New Draft Legislation Targets Out-of-Network Billing05.24.19
On May 23, the U.S. Senate Committee of Health, Education, Labor & Pensions released the Lower Health Care Costs Act of 2019 discussion draft that would ban “Surprise Medical Bills.” Under the bi-partisan legislation, patients would only be required to pay the in-network amount, whether they receive out-of-network emergency care or non-emergency care at in-network facilities and are treated by out-of-network providers.
The Committee’s proposal offers three (3) options for public debate before determining the final methodology for inclusion in the Act:
1) Choosing an in-network hospital means receiving in-network care: For patients, if a hospital takes your insurance card, then every practitioner at that hospital also has to take your insurance card. For providers, they can choose to join the insurance networks that cover that hospital or they can choose to send the bill through the hospital rather than sending separate bills to the patient or insurer.

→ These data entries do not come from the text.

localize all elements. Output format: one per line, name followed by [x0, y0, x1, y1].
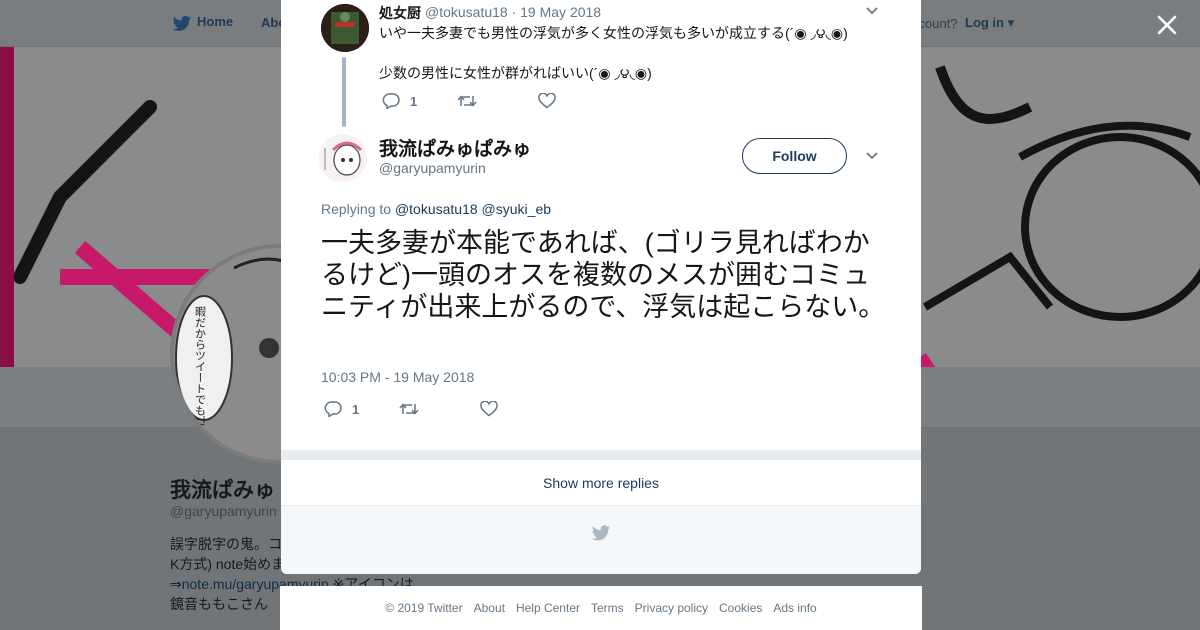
profile-handle: @garyupamyurin: [170, 503, 277, 519]
bio-arrow: ⇒: [170, 576, 182, 592]
show-more-replies-link[interactable]: Show more replies: [281, 460, 921, 506]
tweet1-text-line1: いや一夫多妻でも男性の浮気が多く女性の浮気も多いが成立する(´◉ ◞౪◟◉): [379, 25, 848, 41]
footer-privacy-link[interactable]: Privacy policy: [635, 601, 708, 615]
footer-help-link[interactable]: Help Center: [516, 601, 580, 615]
tweet2-text: 一夫多妻が本能であれば、(ゴリラ見ればわかるけど)一頭のオスを複数のメスが囲むコ…: [321, 228, 886, 322]
follow-button[interactable]: Follow: [742, 138, 847, 174]
tweet1-like-button[interactable]: [538, 93, 556, 109]
heart-icon: [480, 401, 498, 417]
tweet2-avatar[interactable]: [319, 134, 367, 182]
chevron-down-icon[interactable]: [865, 6, 879, 16]
twitter-bird-icon: [172, 15, 192, 31]
footer-about-link[interactable]: About: [474, 601, 505, 615]
retweet-icon: [457, 95, 477, 107]
replying-to-line: Replying to @tokusatu18 @syuki_eb: [321, 201, 551, 217]
footer-ads-link[interactable]: Ads info: [773, 601, 816, 615]
twitter-bird-icon: [591, 525, 611, 541]
tweet2-retweet-button[interactable]: [399, 402, 419, 416]
modal-footer: [281, 506, 921, 574]
tweet1-avatar[interactable]: [321, 4, 369, 52]
tweet2-like-button[interactable]: [480, 401, 498, 417]
tweet2-author-name[interactable]: 我流ぱみゅぱみゅ: [379, 134, 531, 161]
footer-copyright: © 2019 Twitter: [385, 601, 463, 615]
heart-icon: [538, 93, 556, 109]
nav-home-link[interactable]: Home: [197, 14, 233, 29]
chevron-down-icon[interactable]: [865, 151, 879, 161]
tweet2-reply-count: 1: [352, 401, 360, 417]
login-link[interactable]: Log in ▾: [965, 15, 1014, 31]
tweet2-author-handle[interactable]: @garyupamyurin: [379, 160, 486, 176]
replying-to-label: Replying to: [321, 201, 395, 217]
tweet1-handle-date[interactable]: @tokusatu18 · 19 May 2018: [425, 4, 601, 20]
footer-cookies-link[interactable]: Cookies: [719, 601, 762, 615]
thread-connector: [342, 57, 346, 127]
tweet1-actions: 1: [382, 93, 556, 109]
tweet2-timestamp[interactable]: 10:03 PM - 19 May 2018: [321, 369, 474, 385]
tweet-permalink-modal: 処女厨 @tokusatu18 · 19 May 2018 いや一夫多妻でも男性…: [281, 0, 921, 574]
page-footer: © 2019 Twitter About Help Center Terms P…: [280, 586, 922, 630]
section-divider: [281, 450, 921, 460]
tweet1-reply-count: 1: [410, 93, 418, 109]
footer-terms-link[interactable]: Terms: [591, 601, 624, 615]
profile-name: 我流ぱみゅ: [170, 479, 275, 502]
tweet1-retweet-button[interactable]: [457, 94, 477, 108]
reply-icon: [324, 401, 342, 417]
tweet1-reply-button[interactable]: 1: [382, 93, 417, 109]
banner-strip: [0, 47, 14, 367]
mention-link[interactable]: @tokusatu18: [395, 201, 478, 217]
retweet-icon: [399, 403, 419, 415]
tweet2-actions: 1: [324, 401, 498, 417]
reply-icon: [382, 93, 400, 109]
tweet2-reply-button[interactable]: 1: [324, 401, 359, 417]
mention-link[interactable]: @syuki_eb: [482, 201, 551, 217]
login-label: Log in: [965, 15, 1004, 30]
tweet1-text-line2: 少数の男性に女性が群がればいい(´◉ ◞౪◟◉): [379, 65, 652, 81]
tweet1-author-name[interactable]: 処女厨: [379, 3, 421, 23]
close-icon[interactable]: [1152, 10, 1182, 40]
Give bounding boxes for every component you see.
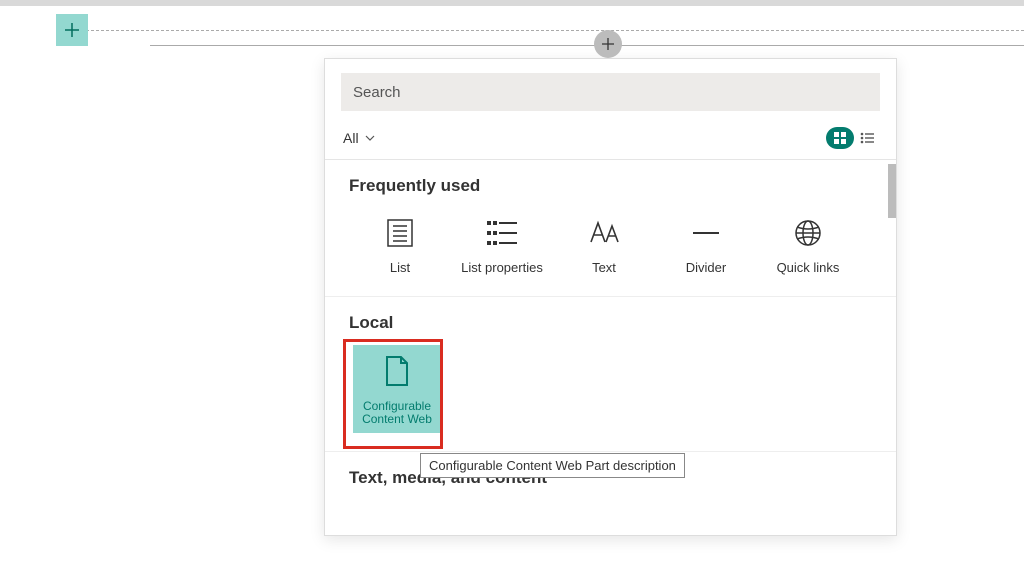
grid-icon bbox=[834, 132, 846, 144]
webpart-list[interactable]: List bbox=[349, 208, 451, 288]
category-filter-dropdown[interactable]: All bbox=[343, 130, 375, 146]
search-input[interactable] bbox=[341, 73, 880, 111]
divider-icon bbox=[689, 216, 723, 250]
list-view-button[interactable] bbox=[856, 127, 878, 149]
webpart-row: List List properties Text bbox=[349, 208, 872, 288]
chevron-down-icon bbox=[365, 132, 375, 144]
toolbox-scroll-area: Frequently used List List properties bbox=[325, 159, 896, 535]
webpart-list-properties[interactable]: List properties bbox=[451, 208, 553, 288]
plus-icon bbox=[64, 22, 80, 38]
section-frequently-used: Frequently used List List properties bbox=[325, 160, 896, 297]
scrollbar-thumb[interactable] bbox=[888, 164, 896, 218]
grid-view-button[interactable] bbox=[826, 127, 854, 149]
view-toggle bbox=[826, 127, 878, 149]
webpart-label: List bbox=[390, 260, 410, 276]
section-title: Local bbox=[349, 313, 872, 333]
globe-icon bbox=[794, 216, 822, 250]
webpart-label: List properties bbox=[461, 260, 543, 276]
tooltip: Configurable Content Web Part descriptio… bbox=[420, 453, 685, 478]
section-title: Frequently used bbox=[349, 176, 872, 196]
page-icon bbox=[384, 355, 410, 392]
webpart-configurable-content[interactable]: Configurable Content Web bbox=[353, 345, 441, 434]
list-properties-icon bbox=[487, 216, 517, 250]
list-icon bbox=[387, 216, 413, 250]
webpart-label: Quick links bbox=[777, 260, 840, 276]
webpart-quick-links[interactable]: Quick links bbox=[757, 208, 859, 288]
webpart-label: Configurable Content Web bbox=[362, 400, 432, 428]
add-section-button[interactable] bbox=[56, 14, 88, 46]
toolbox-filter-bar: All bbox=[325, 123, 896, 159]
tooltip-text: Configurable Content Web Part descriptio… bbox=[429, 458, 676, 473]
section-horizontal-rule bbox=[150, 45, 1024, 46]
section-divider-line bbox=[56, 30, 1024, 31]
webpart-label: Divider bbox=[686, 260, 726, 276]
dropdown-label: All bbox=[343, 130, 359, 146]
plus-icon bbox=[601, 37, 615, 51]
webpart-row: Configurable Content Web bbox=[349, 345, 872, 434]
webpart-label: Text bbox=[592, 260, 616, 276]
add-webpart-button[interactable] bbox=[594, 30, 622, 58]
top-edge bbox=[0, 0, 1024, 6]
webpart-divider[interactable]: Divider bbox=[655, 208, 757, 288]
toolbox-header bbox=[325, 59, 896, 123]
text-icon bbox=[587, 216, 621, 250]
list-view-icon bbox=[860, 132, 874, 144]
webpart-text[interactable]: Text bbox=[553, 208, 655, 288]
section-local: Local Configurable Content Web bbox=[325, 297, 896, 453]
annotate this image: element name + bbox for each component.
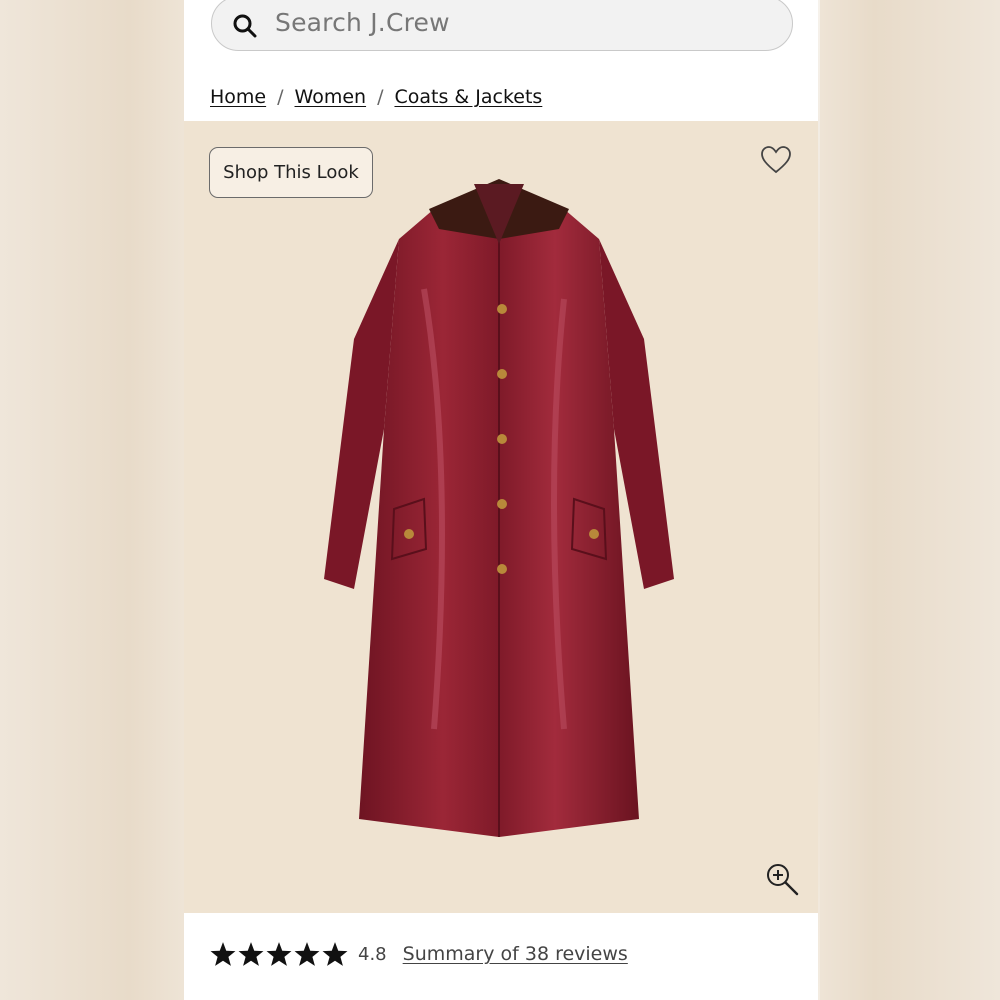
coat-image — [324, 179, 674, 837]
background-right — [820, 0, 1000, 1000]
breadcrumb-women[interactable]: Women — [295, 86, 367, 108]
star-rating — [210, 941, 348, 967]
star-icon — [210, 942, 236, 966]
search-icon — [233, 14, 257, 38]
zoom-icon[interactable] — [764, 861, 800, 897]
star-icon — [322, 942, 348, 966]
breadcrumb-separator: / — [277, 86, 284, 108]
reviews-summary: 4.8 Summary of 38 reviews — [210, 936, 628, 972]
search-placeholder: Search J.Crew — [275, 8, 450, 37]
product-page: Search J.Crew Home / Women / Coats & Jac… — [184, 0, 818, 1000]
breadcrumb: Home / Women / Coats & Jackets — [210, 86, 542, 108]
heart-icon[interactable] — [760, 145, 792, 175]
product-image[interactable]: Shop This Look — [184, 121, 818, 913]
reviews-summary-link[interactable]: Summary of 38 reviews — [403, 943, 628, 965]
breadcrumb-separator: / — [377, 86, 384, 108]
breadcrumb-coats-jackets[interactable]: Coats & Jackets — [394, 86, 542, 108]
star-icon — [238, 942, 264, 966]
star-icon — [266, 942, 292, 966]
star-icon — [294, 942, 320, 966]
rating-value: 4.8 — [358, 943, 387, 965]
background-left — [0, 0, 184, 1000]
breadcrumb-home[interactable]: Home — [210, 86, 266, 108]
search-input[interactable]: Search J.Crew — [211, 0, 793, 51]
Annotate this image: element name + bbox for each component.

2) Benchmark: For surprise bills, insurance companies would pay providers the median contracted rate for the same services provided in that geographic area.
3) Arbitration: For surprise bills over $750, the insurer or the provider can initiate an independent dispute resolution process. The insurer and provider would each submit a best final offer and the arbiter will make a final, binding decision on the price to be paid. For surprise bills less than $750, the insurer will pay the provider the median contracted rate for the same services provided in that geographic area.